Researchers suggest that examining the inner workings of cells more closely could help physicians detect diseases earlier and more accurately match patients with effective therapies.
Researchers at McGill University have created an artificial intelligence tool capable of uncovering disease markers that were previously hidden within individual cells.
The study, published in Nature Communications, describes how this new system, called DOLPHIN, could eventually help physicians detect diseases at earlier stages and make more informed decisions about treatment strategies.

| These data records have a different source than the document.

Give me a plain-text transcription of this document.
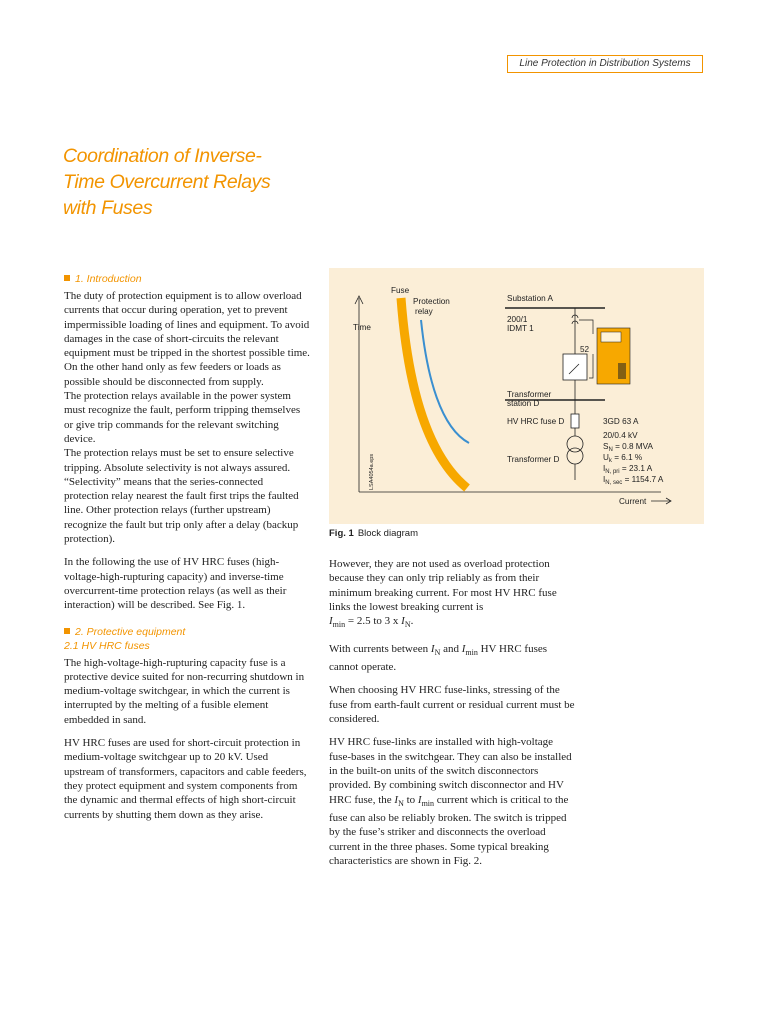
Line Protection in Distribution Systems
Coordination of Inverse-
Time Overcurrent Relays
with Fuses
1. Introduction

The duty of protection equipment is to allow overload currents that occur during operation, yet to prevent impermissible loading of lines and equipment. To avoid damages in the case of short-circuits the relevant equipment must be tripped in the shortest possible time. On the other hand only as few feeders or loads as possible should be disconnected from supply.

The protection relays available in the power system must recognize the fault, perform tripping themselves or give trip commands for the relevant switching device.

The protection relays must be set to ensure selective tripping. Absolute selectivity is not always assured. “Selectivity” means that the series-connected protection relay nearest the fault first trips the faulted line. Other protection relays (further upstream) recognize the fault but trip only after a delay (backup protection).

In the following the use of HV HRC fuses (high-voltage-high-rupturing capacity) and inverse-time overcurrent-time protection relays (as well as their interaction) will be described. See Fig. 1.

2. Protective equipment
2.1 HV HRC fuses

The high-voltage-high-rupturing capacity fuse is a protective device suited for non-recurring shutdown in medium-voltage switchgear, in which the current is interrupted by the melting of a fusible element embedded in sand.

HV HRC fuses are used for short-circuit protection in medium-voltage switchgear up to 20 kV. Used upstream of transformers, capacitors and cable feeders, they protect equipment and system components from the dynamic and thermal effects of high short-circuit currents by shutting them down as they arise.

Time
Current
LSA4054a.eps
Fuse
Protection
relay
Substation A
200/1
IDMT 1
52
Transformer
station D
HV HRC fuse D	3GD 63 A
Transformer D
20/0.4 kV
$S_N = 0.8$ MVA
$U_k = 6.1$ %
$I_{N, pri} = 23.1$ A
$I_{N, sec} = 1154.7$ A
Fig. 1 Block diagram

However, they are not used as overload protection because they can only trip reliably as from their minimum breaking current. For most HV HRC fuse links the lowest breaking current is

$I_{min} = 2.5$ to 3 x $I_N$.

With currents between $I_N$ and $I_{min}$ HV HRC fuses cannot operate.

When choosing HV HRC fuse-links, stressing of the fuse from earth-fault current or residual current must be considered.

HV HRC fuse-links are installed with high-voltage fuse-bases in the switchgear. They can also be installed in the built-on units of the switch disconnectors provided. By combining switch disconnector and HV HRC fuse, the $I_N$ to $I_{min}$ current which is critical to the fuse can also be reliably broken. The switch is tripped by the fuse’s striker and disconnects the overload current in the three phases. Some typical breaking characteristics are shown in Fig. 2.
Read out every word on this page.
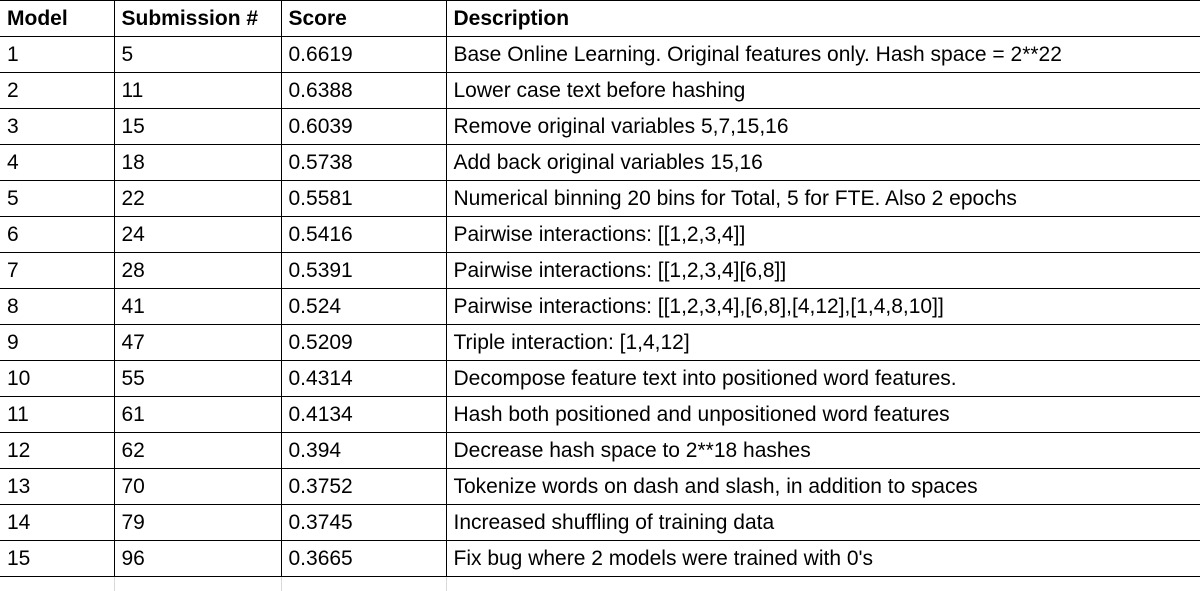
Model	Submission #	Score	Description
1	5	0.6619	Base Online Learning. Original features only. Hash space = 2**22
2	11	0.6388	Lower case text before hashing
3	15	0.6039	Remove original variables 5,7,15,16
4	18	0.5738	Add back original variables 15,16
5	22	0.5581	Numerical binning 20 bins for Total, 5 for FTE. Also 2 epochs
6	24	0.5416	Pairwise interactions: [[1,2,3,4]]
7	28	0.5391	Pairwise interactions: [[1,2,3,4][6,8]]
8	41	0.524	Pairwise interactions: [[1,2,3,4],[6,8],[4,12],[1,4,8,10]]
9	47	0.5209	Triple interaction: [1,4,12]
10	55	0.4314	Decompose feature text into positioned word features.
11	61	0.4134	Hash both positioned and unpositioned word features
12	62	0.394	Decrease hash space to 2**18 hashes
13	70	0.3752	Tokenize words on dash and slash, in addition to spaces
14	79	0.3745	Increased shuffling of training data
15	96	0.3665	Fix bug where 2 models were trained with 0's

“This tool has the potential to help doctors match patients with the therapies most likely to work for them, reducing trial-and-error in treatment,” said senior author Jun Ding, assistant professor in McGill’s Department of Medicine and a junior scientist at the Research Institute of the McGill University Health Centre.
Zooming in on genetic building blocks
According to the team, disease markers often appear as subtle shifts in RNA expression, offering clues about whether an illness is present, how serious it might become, or how it could react to specific therapies.
Traditional gene-level analysis methods tend to combine these signals into a single count for each gene, which can hide important variations and provide only a limited view of what is happening inside the cell.
Now, advances in artificial intelligence have made it possible to capture the fine-grained complexity of single-cell data. DOLPHIN moves beyond gene-level, zooming in to see how genes are spliced together from smaller pieces called exons to provide a clearer view of cell states.
“Genes are not just one block, they’re like Lego sets made of many smaller pieces,” said first author Kailu Song, a PhD student in McGill’s Quantitative Life Sciences program. “By looking at how those pieces are connected, our tool reveals important disease markers that have long been overlooked.”
In one test case, DOLPHIN analyzed single-cell data from pancreatic cancer patients and found more than 800 disease markers missed by conventional tools. It was able to distinguish patients with high-risk, aggressive cancers from those with less severe cases, information that would help doctors choose the right treatment path.
A step toward ‘virtual cells’
More broadly, the breakthrough lays the foundation for achieving the long-term goal of building digital models of human cells. DOLPHIN generates richer single-cell profiles than conventional methods, enabling virtual simulations of how cells behave and respond to drugs before moving to lab or clinical trials, saving time and money.
The researchers’ next step will be to expand the tool’s reach from a few datasets to millions of cells, paving the way for more accurate virtual cell models in the future.